Average per pupil spending is still around 9k per student. NYS is at (or near) the top at 14k per student.

Adjusted spending has almost doubled per student in the last 40 years without a corresponding increase in acedemic performance.

Problems are not fixed by throwing money at them. Nor will the school bugdet be fixed by closing a school and sending some people packing. It will just be a bandaid until real reform is done and the current funds are put to the best use. Without any detail of how the school budget is spent, how can we know what to do?


"Despite the lack of consistent findings, leading researchers in the area acknowledge that any effect of per-pupil expenditures on academic outcomes depends on how the money is spent, not on how much money is spent. According to Hanushek:

Few people…would recommend just dump­ing extra resources into existing schools. America has…followed that program for sev­eral decades, with no sign that student per­formance has improved.…

…The issue is getting productive uses from current and added spending. The existing evidence simply indicates that the typical school system today does not use resources well (at least if promoting student achieve­ment is their purpose).[19]

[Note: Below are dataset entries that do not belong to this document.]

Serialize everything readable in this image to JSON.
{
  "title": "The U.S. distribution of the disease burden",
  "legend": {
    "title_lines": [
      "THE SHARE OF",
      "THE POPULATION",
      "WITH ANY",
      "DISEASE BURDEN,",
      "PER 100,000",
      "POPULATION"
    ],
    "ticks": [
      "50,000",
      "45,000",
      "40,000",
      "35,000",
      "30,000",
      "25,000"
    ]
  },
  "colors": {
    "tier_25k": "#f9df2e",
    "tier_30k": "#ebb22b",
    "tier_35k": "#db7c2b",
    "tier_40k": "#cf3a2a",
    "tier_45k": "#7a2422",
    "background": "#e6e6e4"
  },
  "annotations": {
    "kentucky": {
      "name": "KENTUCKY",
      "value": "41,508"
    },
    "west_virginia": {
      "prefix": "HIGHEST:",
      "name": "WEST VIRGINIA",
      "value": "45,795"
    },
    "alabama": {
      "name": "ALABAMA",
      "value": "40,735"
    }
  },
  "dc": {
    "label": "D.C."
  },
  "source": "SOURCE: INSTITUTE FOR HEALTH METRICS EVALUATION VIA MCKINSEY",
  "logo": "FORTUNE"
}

Hedges and Greenwald note that:

[T]he results do not provide detailed infor­mation on the educationally or economically efficient means to allocate existing and new dollars.… [D]iscussions of school reform… should instead incorporate an assessment of the current relation between inputs and out­comes and determine how to best allocate resources in specific contexts."

Anonymous said...

That's why school vouchers make more sense to me. We can be more selective in where our money goes to send our children to the school of our choice thus making the whole school system more competitive.

Anonymous said...

You should be aware that the Pre-K program is 100% State funded (another problem) so it doesn't come out of the Lockport taxpayers pocket (at least not directly)

Anonymous said...

You should also be aware that Mrs. Carbone recently created another administration post: director of early childhood education to oversee the pre-k program. This unnecessary six figure salary does come out of our local pockets. I think there's a good chance the kids will learn to tie their shoes without help from another administrator. We have 15 administrative positions listed at the BOE--why are we expanding when our enrollment has declined by 25% in the last 30 years???